The BTC-spot ETF market saw five consecutive days of net outflows in the week ending March 22. BTC-spot ETF market flow data for March 25 could impact buyer demand for BTC late in the session. GBTC outflows and inflow data for iShares Bitcoin Trust (IBIT) and Fidelity Wise Origin Bitcoin Fund (FBTC) will likely be the focal points.

IBIT and FBTC registered 51 consecutive days of net inflows on Friday. However, Five consecutive sessions of total net outflows fueled speculation about the BTC-spot ETF market seeing inflows dry up.

President of ETF Store Nate Garaci had this to say about the BTC-spot ETF market flow trends,

“Spot bitcoin ETFs have taken in a net $11bil & have $50bil AUM in 2+ months & the media is already trying to call it over… No idea what happens w/ flows moving forward, but someone pls tell them numerous RIAs & brokerage platforms haven’t even approved these things for use yet.”

Bitcoin Fear and Greed Index on the Extreme Greed Border

The Bitcoin Fear and Greed Index trended higher on Monday, rising from 74 to 75. Significantly, the Fear and Greed Index moved to the border with the Extreme Greed zone.

The Index at current levels signals a possible BTC retreat. However, the Index trend need consideration. Upward trends toward 80, driven by a rebound in total net inflow, could support a return to the March 14 all-time high of $73,808. The Fear and Greed Index reached a 2024 high of 88 on March 14.

Technical Analysis

Bitcoin Analysis

BTC held above the 50-day and 200-day EMAs, affirming the bullish price signals.

A BTC break above the $69,000 resistance level would support a move toward the March 14 ATH of $73,808.

On Monday, BTC-spot ETF market flow data and SEC-related news warrant investor consideration.

Conversely, a fall through the $65,000 handle could give the bears a run at the $64,000 support level. A break below the $64,000 support level could bring the $60,365 support level into play.

The 14-Daily RSI reading, 54.31, suggests a BTC return to the ATH $73,808 before entering overbought territory.

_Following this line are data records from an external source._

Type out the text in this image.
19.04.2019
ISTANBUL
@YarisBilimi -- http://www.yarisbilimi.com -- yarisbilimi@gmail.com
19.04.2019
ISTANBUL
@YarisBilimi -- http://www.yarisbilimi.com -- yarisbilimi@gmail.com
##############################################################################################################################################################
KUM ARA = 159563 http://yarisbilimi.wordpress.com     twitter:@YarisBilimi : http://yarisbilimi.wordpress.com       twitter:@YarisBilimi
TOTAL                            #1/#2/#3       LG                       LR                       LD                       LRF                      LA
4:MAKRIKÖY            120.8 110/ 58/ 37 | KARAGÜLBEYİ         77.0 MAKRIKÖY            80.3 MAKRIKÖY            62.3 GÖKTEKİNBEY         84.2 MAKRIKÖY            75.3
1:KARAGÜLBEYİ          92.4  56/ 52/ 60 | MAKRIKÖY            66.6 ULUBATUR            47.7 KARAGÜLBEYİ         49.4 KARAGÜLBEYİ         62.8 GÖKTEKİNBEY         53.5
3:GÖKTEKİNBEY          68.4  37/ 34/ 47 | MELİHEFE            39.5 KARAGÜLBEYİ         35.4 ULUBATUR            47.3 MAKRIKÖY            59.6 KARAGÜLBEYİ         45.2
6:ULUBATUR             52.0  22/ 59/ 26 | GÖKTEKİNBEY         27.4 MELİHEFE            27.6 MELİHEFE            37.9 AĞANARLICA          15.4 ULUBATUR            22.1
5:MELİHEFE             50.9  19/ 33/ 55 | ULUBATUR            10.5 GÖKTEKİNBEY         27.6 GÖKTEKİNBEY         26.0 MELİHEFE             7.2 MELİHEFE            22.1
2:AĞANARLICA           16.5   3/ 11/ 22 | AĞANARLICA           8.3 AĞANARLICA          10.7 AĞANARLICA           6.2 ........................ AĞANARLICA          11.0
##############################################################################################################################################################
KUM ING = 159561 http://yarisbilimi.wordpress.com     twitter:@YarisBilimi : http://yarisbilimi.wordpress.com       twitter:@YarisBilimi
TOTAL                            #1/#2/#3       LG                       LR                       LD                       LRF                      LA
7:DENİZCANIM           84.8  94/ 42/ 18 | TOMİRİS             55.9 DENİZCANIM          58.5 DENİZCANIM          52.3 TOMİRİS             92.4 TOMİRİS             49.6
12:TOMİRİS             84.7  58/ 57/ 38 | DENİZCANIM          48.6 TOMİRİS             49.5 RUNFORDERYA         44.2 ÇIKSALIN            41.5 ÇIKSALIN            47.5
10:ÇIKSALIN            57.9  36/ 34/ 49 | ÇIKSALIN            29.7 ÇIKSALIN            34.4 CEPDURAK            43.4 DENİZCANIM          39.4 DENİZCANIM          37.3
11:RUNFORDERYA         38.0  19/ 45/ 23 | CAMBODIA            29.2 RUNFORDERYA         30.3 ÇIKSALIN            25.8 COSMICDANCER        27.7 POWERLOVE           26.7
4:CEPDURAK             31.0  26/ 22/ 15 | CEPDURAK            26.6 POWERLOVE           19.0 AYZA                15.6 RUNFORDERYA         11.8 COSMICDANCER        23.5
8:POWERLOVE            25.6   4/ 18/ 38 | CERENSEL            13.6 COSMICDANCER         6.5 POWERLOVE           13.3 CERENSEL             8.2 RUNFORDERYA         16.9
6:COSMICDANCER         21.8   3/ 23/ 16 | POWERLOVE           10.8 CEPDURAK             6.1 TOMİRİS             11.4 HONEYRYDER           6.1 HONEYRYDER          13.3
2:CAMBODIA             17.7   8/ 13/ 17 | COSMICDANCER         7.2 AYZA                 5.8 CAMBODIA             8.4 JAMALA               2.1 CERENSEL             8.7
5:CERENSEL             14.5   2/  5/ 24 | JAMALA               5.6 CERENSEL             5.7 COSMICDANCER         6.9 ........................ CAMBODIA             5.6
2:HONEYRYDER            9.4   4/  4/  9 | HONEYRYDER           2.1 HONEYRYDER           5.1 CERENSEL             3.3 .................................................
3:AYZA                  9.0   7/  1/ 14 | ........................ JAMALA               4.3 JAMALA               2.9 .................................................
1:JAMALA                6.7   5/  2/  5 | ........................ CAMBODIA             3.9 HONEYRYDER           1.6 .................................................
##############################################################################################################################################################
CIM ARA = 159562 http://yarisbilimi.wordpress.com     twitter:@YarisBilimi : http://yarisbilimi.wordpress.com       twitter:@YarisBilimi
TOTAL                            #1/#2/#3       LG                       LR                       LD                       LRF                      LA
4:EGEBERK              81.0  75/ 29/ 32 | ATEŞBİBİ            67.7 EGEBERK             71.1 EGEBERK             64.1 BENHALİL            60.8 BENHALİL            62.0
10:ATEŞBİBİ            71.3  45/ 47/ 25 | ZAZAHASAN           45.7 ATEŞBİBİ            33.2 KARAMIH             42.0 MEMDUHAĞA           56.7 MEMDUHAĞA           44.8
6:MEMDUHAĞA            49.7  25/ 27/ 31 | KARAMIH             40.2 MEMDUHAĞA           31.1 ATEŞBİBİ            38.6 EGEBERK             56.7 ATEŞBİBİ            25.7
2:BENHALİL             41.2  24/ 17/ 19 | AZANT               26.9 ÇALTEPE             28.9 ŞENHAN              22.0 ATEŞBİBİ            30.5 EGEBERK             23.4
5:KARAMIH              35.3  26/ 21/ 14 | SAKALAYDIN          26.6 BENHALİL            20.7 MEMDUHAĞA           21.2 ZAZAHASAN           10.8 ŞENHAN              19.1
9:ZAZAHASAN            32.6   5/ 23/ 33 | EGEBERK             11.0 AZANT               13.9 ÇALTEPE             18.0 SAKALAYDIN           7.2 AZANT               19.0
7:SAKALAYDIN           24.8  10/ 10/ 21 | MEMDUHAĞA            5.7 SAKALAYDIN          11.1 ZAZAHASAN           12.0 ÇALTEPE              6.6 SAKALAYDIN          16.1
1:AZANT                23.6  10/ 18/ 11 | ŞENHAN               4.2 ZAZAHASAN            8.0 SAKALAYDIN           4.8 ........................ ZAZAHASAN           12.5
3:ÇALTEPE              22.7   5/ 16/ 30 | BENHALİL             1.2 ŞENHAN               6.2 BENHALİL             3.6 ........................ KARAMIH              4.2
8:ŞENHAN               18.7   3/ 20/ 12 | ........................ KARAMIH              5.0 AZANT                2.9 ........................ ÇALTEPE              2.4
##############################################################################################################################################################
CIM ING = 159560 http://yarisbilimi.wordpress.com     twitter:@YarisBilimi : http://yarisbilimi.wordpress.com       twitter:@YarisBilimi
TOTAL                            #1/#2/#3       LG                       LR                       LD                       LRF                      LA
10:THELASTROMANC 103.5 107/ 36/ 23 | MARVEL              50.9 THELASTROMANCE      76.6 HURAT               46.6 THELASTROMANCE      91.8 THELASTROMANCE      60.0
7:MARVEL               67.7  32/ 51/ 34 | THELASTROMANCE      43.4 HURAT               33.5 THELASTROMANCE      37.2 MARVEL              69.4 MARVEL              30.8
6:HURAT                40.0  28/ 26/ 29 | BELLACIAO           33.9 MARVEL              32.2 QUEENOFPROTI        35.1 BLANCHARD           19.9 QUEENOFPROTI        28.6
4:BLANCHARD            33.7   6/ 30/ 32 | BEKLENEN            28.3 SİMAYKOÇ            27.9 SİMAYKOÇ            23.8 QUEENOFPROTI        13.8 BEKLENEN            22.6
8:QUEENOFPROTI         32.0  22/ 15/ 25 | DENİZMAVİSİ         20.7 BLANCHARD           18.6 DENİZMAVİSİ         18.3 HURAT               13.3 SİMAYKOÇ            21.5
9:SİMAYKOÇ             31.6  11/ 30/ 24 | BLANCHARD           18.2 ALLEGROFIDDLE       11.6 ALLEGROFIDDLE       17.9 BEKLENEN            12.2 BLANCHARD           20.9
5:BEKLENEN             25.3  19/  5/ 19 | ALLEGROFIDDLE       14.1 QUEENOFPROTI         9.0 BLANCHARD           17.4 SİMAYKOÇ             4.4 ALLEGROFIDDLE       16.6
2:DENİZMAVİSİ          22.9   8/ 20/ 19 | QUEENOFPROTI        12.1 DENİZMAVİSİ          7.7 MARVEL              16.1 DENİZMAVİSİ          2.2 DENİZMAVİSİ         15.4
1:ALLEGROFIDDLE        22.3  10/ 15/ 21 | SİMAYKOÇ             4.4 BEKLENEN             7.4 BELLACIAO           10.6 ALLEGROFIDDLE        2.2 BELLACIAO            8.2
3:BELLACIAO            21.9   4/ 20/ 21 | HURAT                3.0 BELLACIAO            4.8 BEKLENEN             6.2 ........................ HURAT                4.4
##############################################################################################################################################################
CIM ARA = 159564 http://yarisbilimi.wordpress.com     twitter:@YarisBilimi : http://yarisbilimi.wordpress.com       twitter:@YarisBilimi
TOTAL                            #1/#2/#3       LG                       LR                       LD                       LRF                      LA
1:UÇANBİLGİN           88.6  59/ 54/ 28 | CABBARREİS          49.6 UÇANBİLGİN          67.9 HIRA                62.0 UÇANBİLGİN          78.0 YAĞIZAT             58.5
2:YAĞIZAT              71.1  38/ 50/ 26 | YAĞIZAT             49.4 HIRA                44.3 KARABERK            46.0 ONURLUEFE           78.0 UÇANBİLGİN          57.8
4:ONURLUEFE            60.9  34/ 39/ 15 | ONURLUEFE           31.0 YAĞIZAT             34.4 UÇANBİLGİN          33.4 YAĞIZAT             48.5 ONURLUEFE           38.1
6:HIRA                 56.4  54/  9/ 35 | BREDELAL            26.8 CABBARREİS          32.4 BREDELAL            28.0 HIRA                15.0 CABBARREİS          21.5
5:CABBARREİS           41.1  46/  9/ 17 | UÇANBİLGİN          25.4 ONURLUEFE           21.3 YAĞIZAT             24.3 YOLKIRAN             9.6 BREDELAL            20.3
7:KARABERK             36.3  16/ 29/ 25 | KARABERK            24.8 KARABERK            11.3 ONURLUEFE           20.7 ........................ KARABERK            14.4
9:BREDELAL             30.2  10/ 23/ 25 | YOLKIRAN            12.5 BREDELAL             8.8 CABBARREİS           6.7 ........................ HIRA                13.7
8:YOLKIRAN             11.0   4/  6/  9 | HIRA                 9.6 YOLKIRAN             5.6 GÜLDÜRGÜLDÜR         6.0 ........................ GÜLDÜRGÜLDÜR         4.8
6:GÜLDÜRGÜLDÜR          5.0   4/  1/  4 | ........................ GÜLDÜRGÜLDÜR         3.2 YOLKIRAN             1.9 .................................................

BTC Daily Chart sends bullish price signals.
BTCUSD 250324 Daily Chart

Ethereum Analysis

ETH remained above the 50-day and 200-day EMAs, sending bullish price signals.

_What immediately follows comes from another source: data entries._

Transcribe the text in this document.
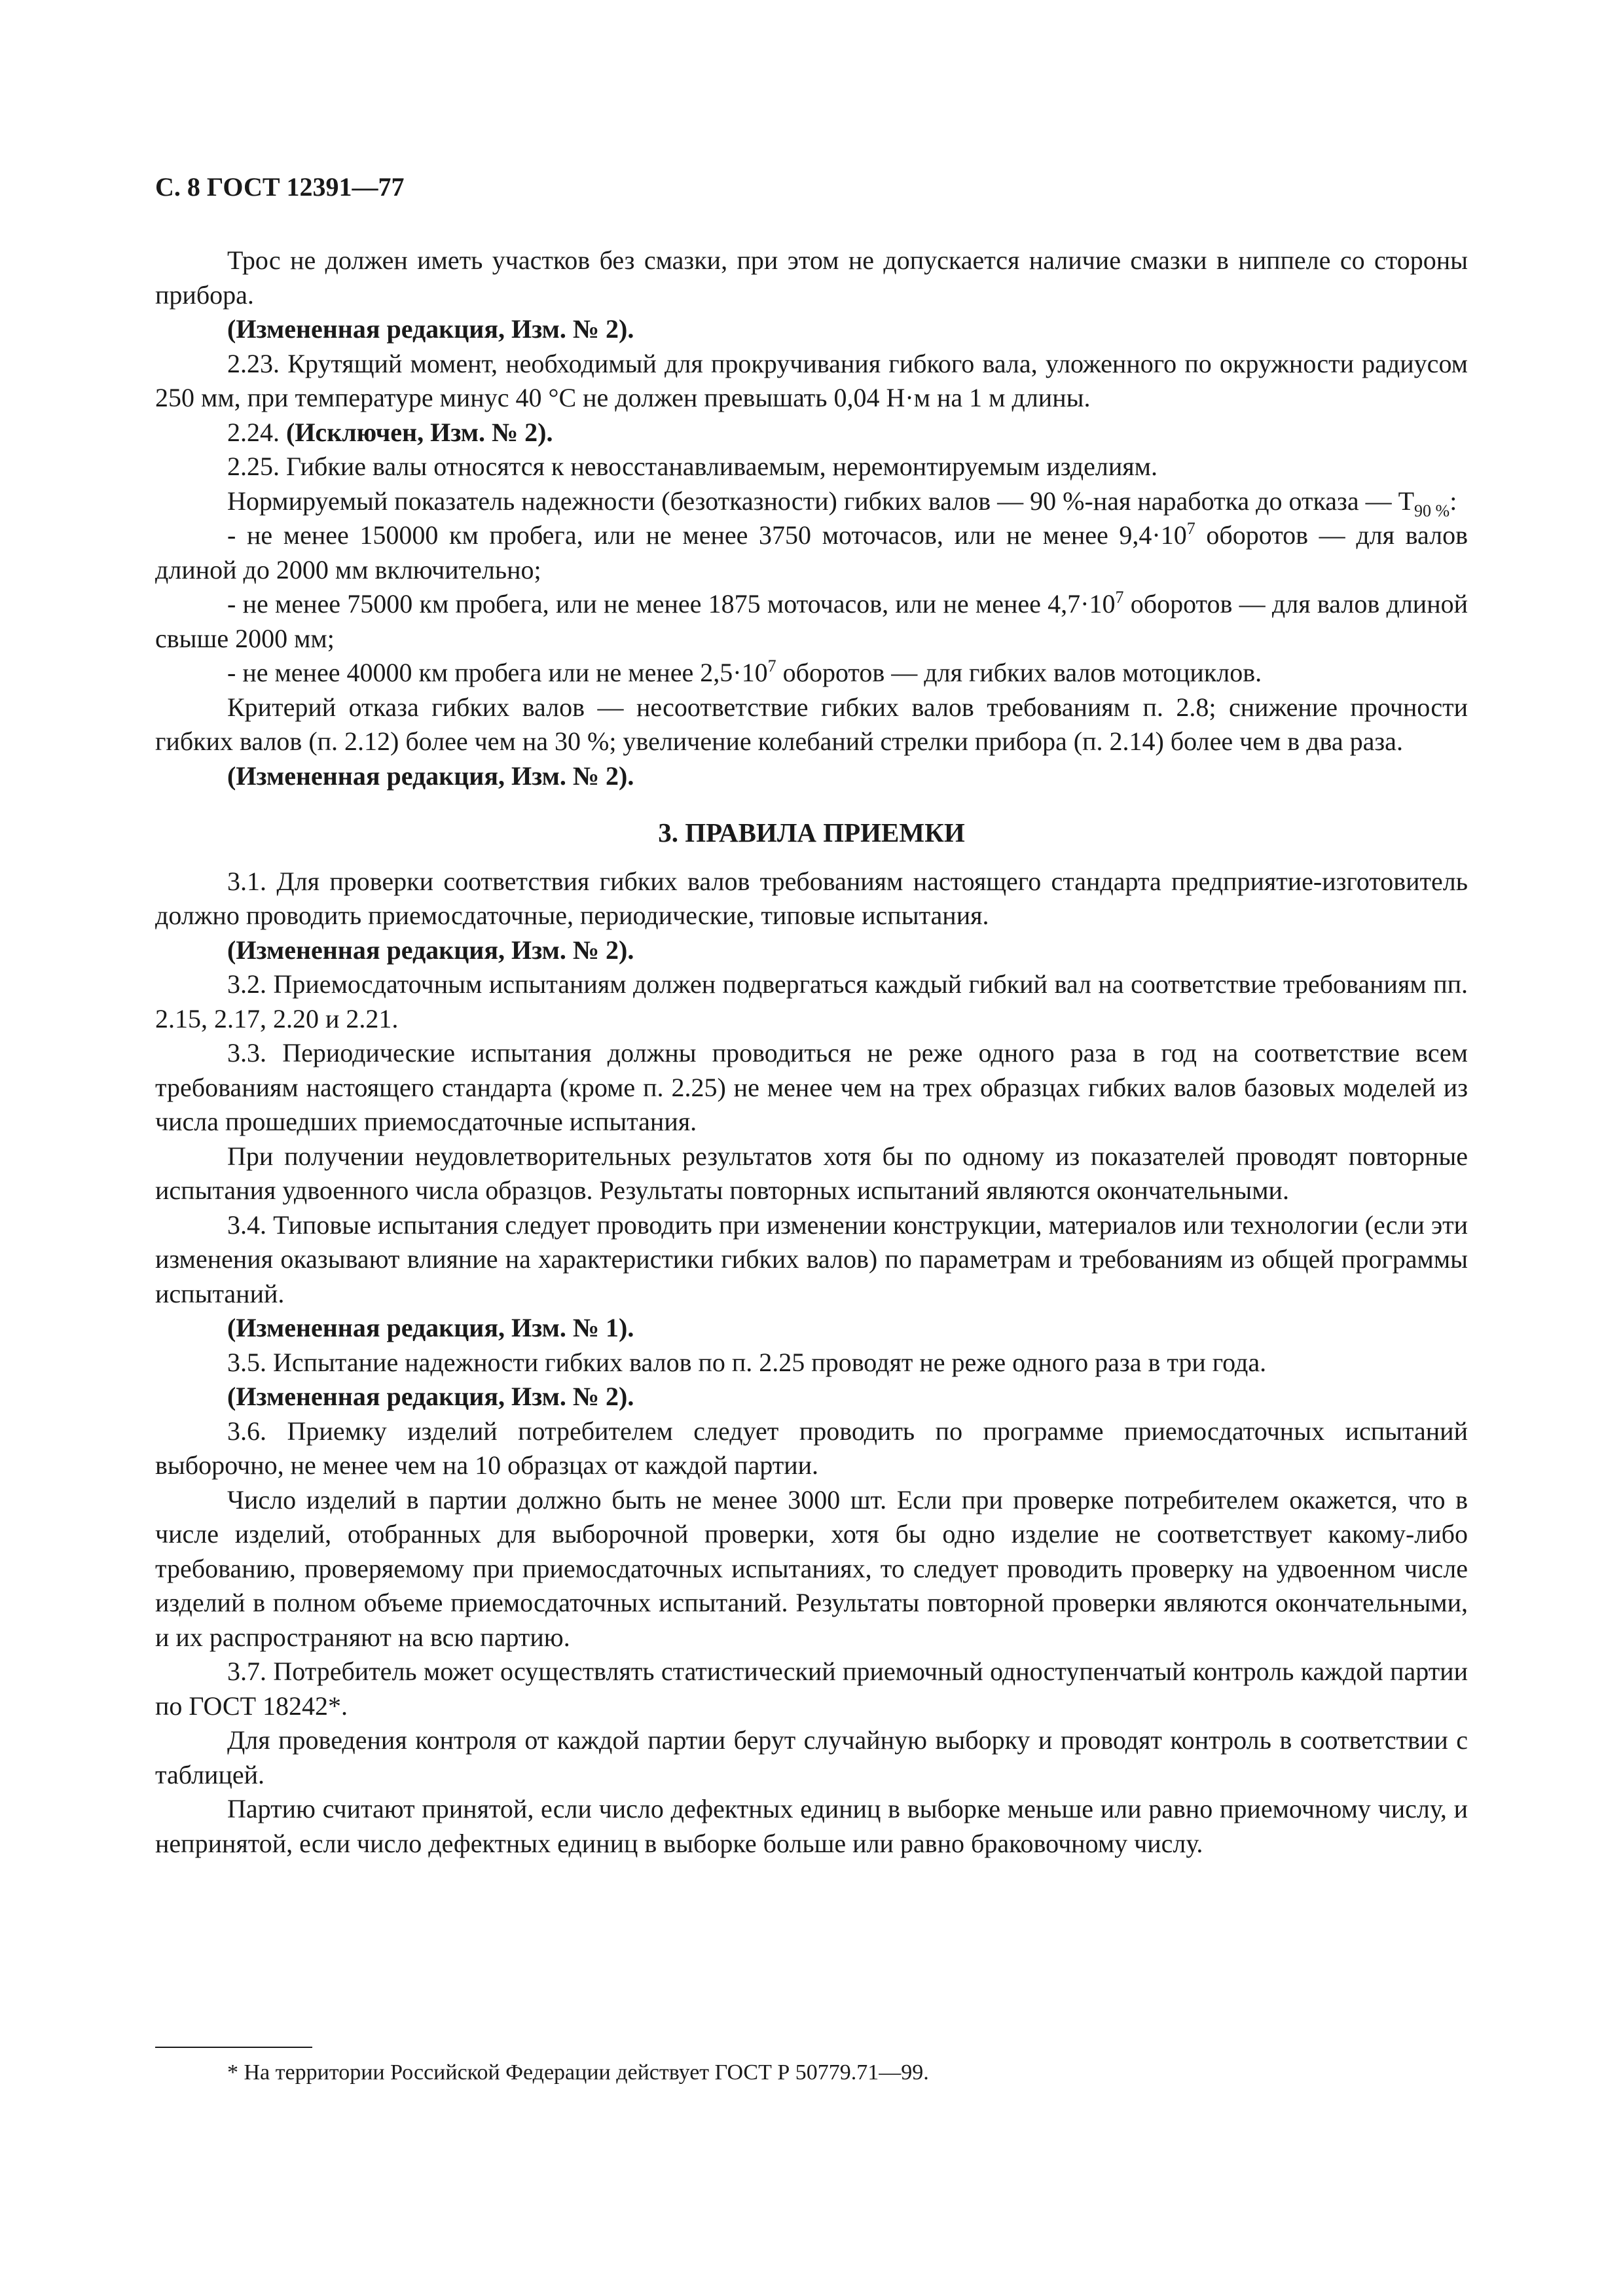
С. 8 ГОСТ 12391—77

Трос не должен иметь участков без смазки, при этом не допускается наличие смазки в ниппеле со стороны прибора.

(Измененная редакция, Изм. № 2).

2.23. Крутящий момент, необходимый для прокручивания гибкого вала, уложенного по окружности радиусом 250 мм, при температуре минус 40 °С не должен превышать 0,04 Н·м на 1 м длины.

2.24. (Исключен, Изм. № 2).

2.25. Гибкие валы относятся к невосстанавливаемым, неремонтируемым изделиям.

Нормируемый показатель надежности (безотказности) гибких валов — 90 %-ная наработка до отказа — $Т_{90 \%}$:

- не менее 150000 км пробега, или не менее 3750 моточасов, или не менее $9,4\cdot 10^7$ оборотов — для валов длиной до 2000 мм включительно;

- не менее 75000 км пробега, или не менее 1875 моточасов, или не менее $4,7\cdot 10^7$ оборотов — для валов длиной свыше 2000 мм;

- не менее 40000 км пробега или не менее $2,5\cdot 10^7$ оборотов — для гибких валов мотоциклов.

Критерий отказа гибких валов — несоответствие гибких валов требованиям п. 2.8; снижение прочности гибких валов (п. 2.12) более чем на 30 %; увеличение колебаний стрелки прибора (п. 2.14) более чем в два раза.

(Измененная редакция, Изм. № 2).

3. ПРАВИЛА ПРИЕМКИ

3.1. Для проверки соответствия гибких валов требованиям настоящего стандарта предприятие-изготовитель должно проводить приемосдаточные, периодические, типовые испытания.

(Измененная редакция, Изм. № 2).

3.2. Приемосдаточным испытаниям должен подвергаться каждый гибкий вал на соответствие требованиям пп. 2.15, 2.17, 2.20 и 2.21.

3.3. Периодические испытания должны проводиться не реже одного раза в год на соответствие всем требованиям настоящего стандарта (кроме п. 2.25) не менее чем на трех образцах гибких валов базовых моделей из числа прошедших приемосдаточные испытания.

При получении неудовлетворительных результатов хотя бы по одному из показателей проводят повторные испытания удвоенного числа образцов. Результаты повторных испытаний являются окончательными.

3.4. Типовые испытания следует проводить при изменении конструкции, материалов или технологии (если эти изменения оказывают влияние на характеристики гибких валов) по параметрам и требованиям из общей программы испытаний.

(Измененная редакция, Изм. № 1).

3.5. Испытание надежности гибких валов по п. 2.25 проводят не реже одного раза в три года.

(Измененная редакция, Изм. № 2).

3.6. Приемку изделий потребителем следует проводить по программе приемосдаточных испытаний выборочно, не менее чем на 10 образцах от каждой партии.

Число изделий в партии должно быть не менее 3000 шт. Если при проверке потребителем окажется, что в числе изделий, отобранных для выборочной проверки, хотя бы одно изделие не соответствует какому-либо требованию, проверяемому при приемосдаточных испытаниях, то следует проводить проверку на удвоенном числе изделий в полном объеме приемосдаточных испытаний. Результаты повторной проверки являются окончательными, и их распространяют на всю партию.

3.7. Потребитель может осуществлять статистический приемочный одноступенчатый контроль каждой партии по ГОСТ 18242*.

Для проведения контроля от каждой партии берут случайную выборку и проводят контроль в соответствии с таблицей.

Партию считают принятой, если число дефектных единиц в выборке меньше или равно приемочному числу, и непринятой, если число дефектных единиц в выборке больше или равно браковочному числу.

* На территории Российской Федерации действует ГОСТ Р 50779.71—99.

An ETH break above the $3,480 resistance level would support a move to the $3,600 handle.

ETH-spot ETF-related chatter about the May approval window warrants investor consideration.

Conversely, an ETH break below the 50-day EMA and the $3,244 support level could signal a drop to the $3,033 support level.

The 14-period Daily RSI at 49.16 indicates an ETH drop to the $3,033 support level before entering oversold territory.

ETH Daily Chart sends bullish price signals.